# Question about puppy growth rate



## redessa (Nov 11, 2013)

Daisy will be 4 months in a few days and I know she'll keep growing for several months still. But when does it slow down? It seems like she's bigger every time I look at her! Her breeder predicted she would reach about 18 lbs (8kg) fully grown and she's already at 13 lbs (6kg). 

I'm trying to figure out if the breeder's prediction was way off or if she's going to slow down here soon.


----------



## Lottierachel (Mar 3, 2013)

Tilly put on a lb every week until she was 6 months old, then slowed down to more like half a lb a week. 

At 4 months old she was 7kg. She's now 12.7kg at 12 months old.
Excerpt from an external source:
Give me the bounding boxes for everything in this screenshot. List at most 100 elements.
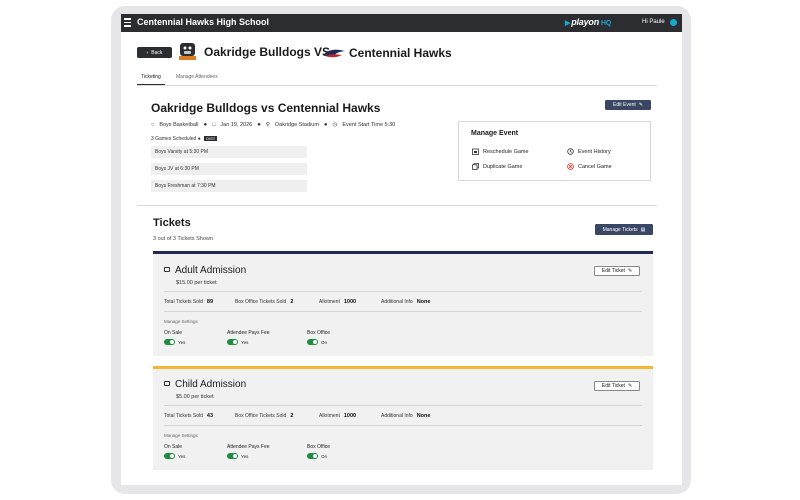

They all grow at slightly different rates, but it sounds like Daisy will be bigger than the prediction x


----------



## RuthMill (Jun 30, 2012)

It's very difficult to make any true predictions. They all stop growing at different rates and times in their first year, some even go on to fill out up to 18 months.


----------



## DB1 (Jan 20, 2012)

I would say Dudley stopped getting taller at around 8 months but carried on filling out after that, he is a couple of inches taller than was predicted and taller than both parents, if it is a repeat mating the breeder may get a better idea but could still be off a bit.


----------



## Tinman (Apr 23, 2013)

Out of interest what do you feed?


----------



## redessa (Nov 11, 2013)

Tinman said:


> Out of interest what do you feed?


I feed her Kirkland Puppy food from Costco. She also gets a fair amount of people food - probably more than she should.  If I make a roast with rice and green beans for dinner, I will fix her a small bowl and mix it all together like a stew. And she gets at least a bite of almost everything we eat (except things that are not okay for dogs, like chocolate). But she's not chubby at all. We gave her a bath a couple of days ago and my kids were shocked at how small she is under all that fluff. 

I was just hoping y'all would tell me it's common for cockapoos to grow really fast for the first 4 months and then more slowly for the next several months. At this rate, she's going to hit 30 lbs which surprises me that her breeder would be that far off. They usually breed labradoodles and goldendoodles but this was not their first litter of cockapoos. I realize you can never be sure what an individual dog will do, but I would think their estimate would be closer than it appears it's going to be. 

It's funny though because I originally wanted a larger dog, like a goldendoodle but by husband wanted something smaller if it was going to live in the house. Once we got Daisy, I decided I really liked how little she was and hoped she'd stay on the small side. Now it looks like she's going to be much larger than expected. But that's okay, she's too sweet not to love no matter how big she gets.


----------



## DB1 (Jan 20, 2012)

redessa said:


> It's funny though because I originally wanted a larger dog, like a goldendoodle but by husband wanted something smaller if it was going to live in the house. Once we got Daisy, I decided I really liked how little she was and hoped she'd stay on the small side. Now it looks like she's going to be much larger than expected. But that's okay, she's too sweet not to love no matter how big she gets.


Sounds similar to us, we really like springer spaniels and if it wasn't for the shedding would probably have got one, then decided that a smaller dog would be quite good, fit in the car easier etc, Dudley is 18" to his shoulder and bigger than some springers we meet, bigger than all the cockers we meet and similar to some of the small labradors. We love his size.


----------